RAJA AMPAT: LAPAR TAMBANG, BUTA EKOSISTEM

RAJA AMPAT: LAPAR TAMBANG, BUTA EKOSISTEM

Oleh: Farid Gaban

Setelah protes yang luas, Pemerintahan Prabowo menghentikan 4 izin penambangan di Raja Ampat, dan menyisakan satu konsesi tambang nikel di Pulau Gag.

Dengan menyisakan Pulau Gag, Pemerintah tidak paham bagaimana alam dan ekosistem bekerja dan tidak setia dengan aturannya sendiri.
Pulau Gag merupakan bagian tak terpisahkan dari wilayah Kabupaten Raja Ampat dan dari ekosistem yang unik. Pulau itu bagian dari eco-region Raja Ampat yang sama, yang saling terhubung dan terkait.

Pulau Gag hanya 60 km2 luasnya. Pemerintah menetapkan pulau yang luasnya kurang dari 2.000 km2 sebagai pulau kecil.

Pulau kecil memiliki ekosistem yang rapuh. Itu sebabnya menurut aturan pemerintah sendiri, pulau kecil terlarang untuk ditambang. Ketentuan ini tertuang dalam UU No 1 Tahun 2014 dan diperkuat oleh Putusan Mahkamah Konstitusi pada 2023.

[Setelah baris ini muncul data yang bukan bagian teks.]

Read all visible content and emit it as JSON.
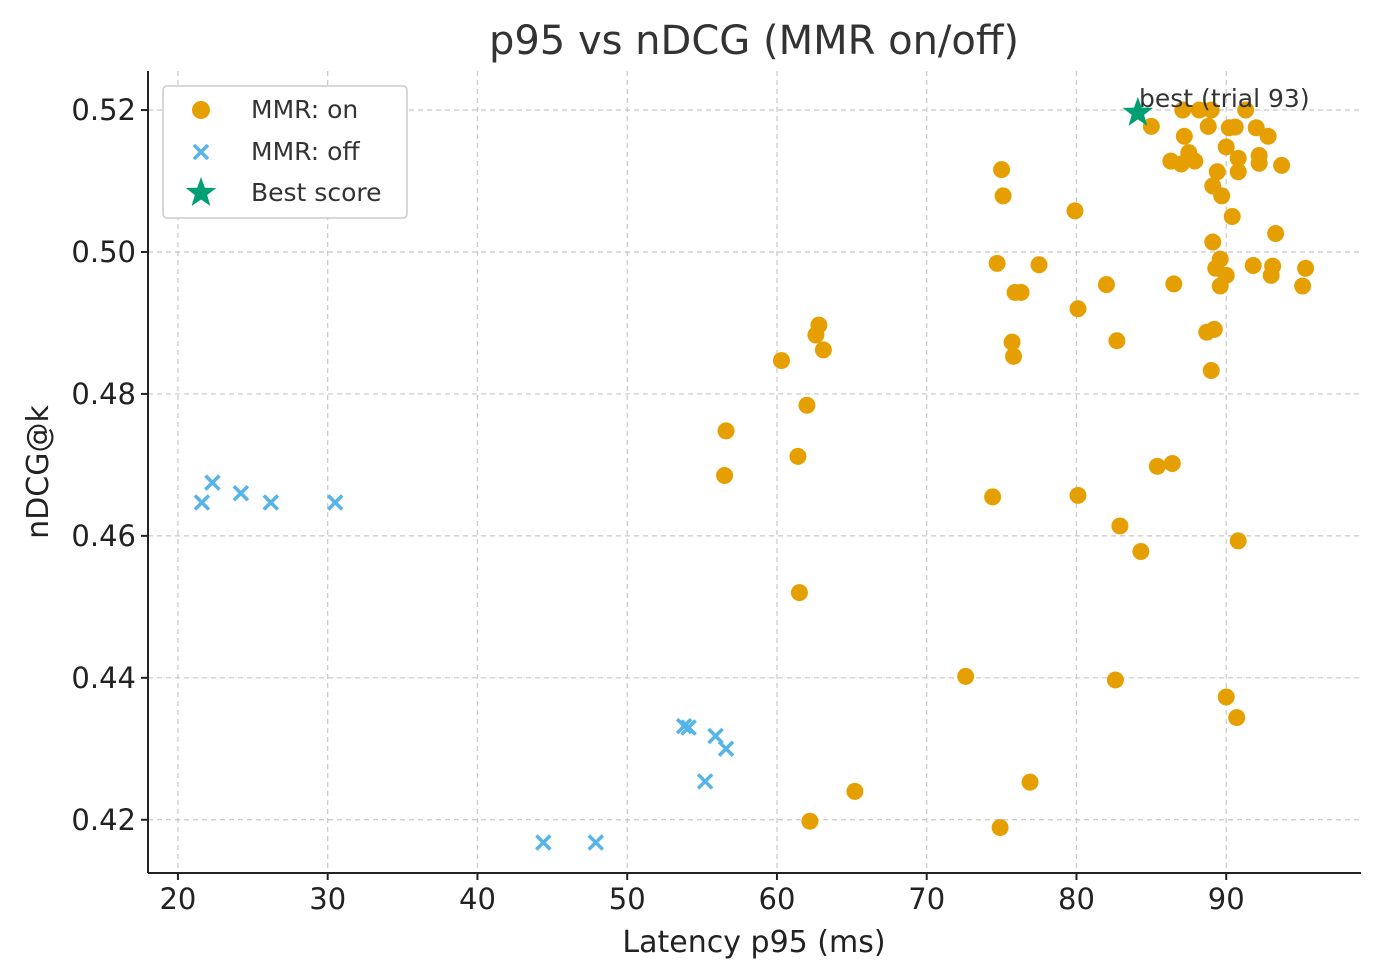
{
  "chart_data": {
    "type": "scatter",
    "title": "p95 vs nDCG (MMR on/off)",
    "xlabel": "Latency p95 (ms)",
    "ylabel": "nDCG@k",
    "xlim": [
      18,
      99
    ],
    "ylim": [
      0.4125,
      0.5255
    ],
    "xticks": [
      20,
      30,
      40,
      50,
      60,
      70,
      80,
      90
    ],
    "yticks": [
      0.42,
      0.44,
      0.46,
      0.48,
      0.5,
      0.52
    ],
    "xtick_labels": [
      "20",
      "30",
      "40",
      "50",
      "60",
      "70",
      "80",
      "90"
    ],
    "ytick_labels": [
      "0.42",
      "0.44",
      "0.46",
      "0.48",
      "0.50",
      "0.52"
    ],
    "grid": true,
    "legend_position": "top-left",
    "colors": {
      "on": "#E69F00",
      "off": "#56B4E9",
      "best": "#009E73"
    },
    "series": [
      {
        "name": "MMR: on",
        "marker": "circle",
        "points": [
          [
            56.6,
            0.4748
          ],
          [
            56.5,
            0.4685
          ],
          [
            60.3,
            0.4847
          ],
          [
            62.0,
            0.4784
          ],
          [
            61.4,
            0.4712
          ],
          [
            62.6,
            0.4883
          ],
          [
            62.8,
            0.4897
          ],
          [
            63.1,
            0.4862
          ],
          [
            61.5,
            0.452
          ],
          [
            62.2,
            0.4198
          ],
          [
            65.2,
            0.424
          ],
          [
            72.6,
            0.4402
          ],
          [
            74.4,
            0.4655
          ],
          [
            74.7,
            0.4984
          ],
          [
            75.0,
            0.5116
          ],
          [
            75.1,
            0.5079
          ],
          [
            75.7,
            0.4873
          ],
          [
            75.8,
            0.4853
          ],
          [
            75.9,
            0.4943
          ],
          [
            76.3,
            0.4943
          ],
          [
            77.5,
            0.4982
          ],
          [
            76.9,
            0.4253
          ],
          [
            74.9,
            0.4189
          ],
          [
            79.9,
            0.5058
          ],
          [
            80.1,
            0.492
          ],
          [
            80.1,
            0.4657
          ],
          [
            82.0,
            0.4954
          ],
          [
            82.7,
            0.4875
          ],
          [
            82.6,
            0.4397
          ],
          [
            82.9,
            0.4614
          ],
          [
            84.3,
            0.4578
          ],
          [
            85.0,
            0.5177
          ],
          [
            85.4,
            0.4698
          ],
          [
            86.3,
            0.5128
          ],
          [
            86.4,
            0.4702
          ],
          [
            86.5,
            0.4955
          ],
          [
            87.0,
            0.5124
          ],
          [
            87.1,
            0.52
          ],
          [
            87.2,
            0.5163
          ],
          [
            87.5,
            0.514
          ],
          [
            87.9,
            0.5128
          ],
          [
            88.2,
            0.52
          ],
          [
            88.8,
            0.5177
          ],
          [
            88.7,
            0.4887
          ],
          [
            89.0,
            0.52
          ],
          [
            89.1,
            0.5014
          ],
          [
            89.0,
            0.4833
          ],
          [
            89.1,
            0.5093
          ],
          [
            89.2,
            0.4891
          ],
          [
            89.3,
            0.4977
          ],
          [
            89.4,
            0.5113
          ],
          [
            89.6,
            0.499
          ],
          [
            89.6,
            0.4952
          ],
          [
            89.7,
            0.5079
          ],
          [
            90.0,
            0.4967
          ],
          [
            90.0,
            0.5148
          ],
          [
            90.0,
            0.4373
          ],
          [
            90.2,
            0.5175
          ],
          [
            90.4,
            0.505
          ],
          [
            90.6,
            0.5176
          ],
          [
            90.8,
            0.5113
          ],
          [
            90.8,
            0.5132
          ],
          [
            90.8,
            0.4593
          ],
          [
            90.7,
            0.4344
          ],
          [
            91.3,
            0.52
          ],
          [
            91.8,
            0.4981
          ],
          [
            92.0,
            0.5175
          ],
          [
            92.2,
            0.5125
          ],
          [
            92.2,
            0.5136
          ],
          [
            92.8,
            0.5163
          ],
          [
            93.0,
            0.4967
          ],
          [
            93.1,
            0.498
          ],
          [
            93.3,
            0.5026
          ],
          [
            93.7,
            0.5122
          ],
          [
            95.1,
            0.4952
          ],
          [
            95.3,
            0.4977
          ]
        ]
      },
      {
        "name": "MMR: off",
        "marker": "x",
        "points": [
          [
            21.6,
            0.4647
          ],
          [
            22.3,
            0.4675
          ],
          [
            24.2,
            0.466
          ],
          [
            26.2,
            0.4647
          ],
          [
            30.5,
            0.4647
          ],
          [
            44.4,
            0.4168
          ],
          [
            47.9,
            0.4168
          ],
          [
            53.8,
            0.4332
          ],
          [
            54.1,
            0.433
          ],
          [
            55.2,
            0.4254
          ],
          [
            55.9,
            0.4318
          ],
          [
            56.6,
            0.43
          ]
        ]
      }
    ],
    "best": {
      "name": "Best score",
      "marker": "star",
      "x": 84.1,
      "y": 0.5196,
      "annotation": "best (trial 93)"
    }
  }
}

Belakangan, aturan diubah untuk mengakomodasi keserakahan investor tambang; namun dengan syarat "tidak merusak lingkungan" serta "disetujui warga setempat".

Pengertian "tidak merusak lingkungan" itu sangat longgar.

Menambang di kawasan ekosistem yang rapuh sendiri sudah hampir pasti merusak lingkungan darat maupun lautnya.

Tidak pula menghitung bahwa sedimentasi akibat penambangan, baik lumpur maupun logam beratnya, akan langsung masuk ke laut, dibawa arus laut puluhan kilometer jauhnya.

Dan potensial menghancurkan terumbu karang berpuluh kilometer jauhnya.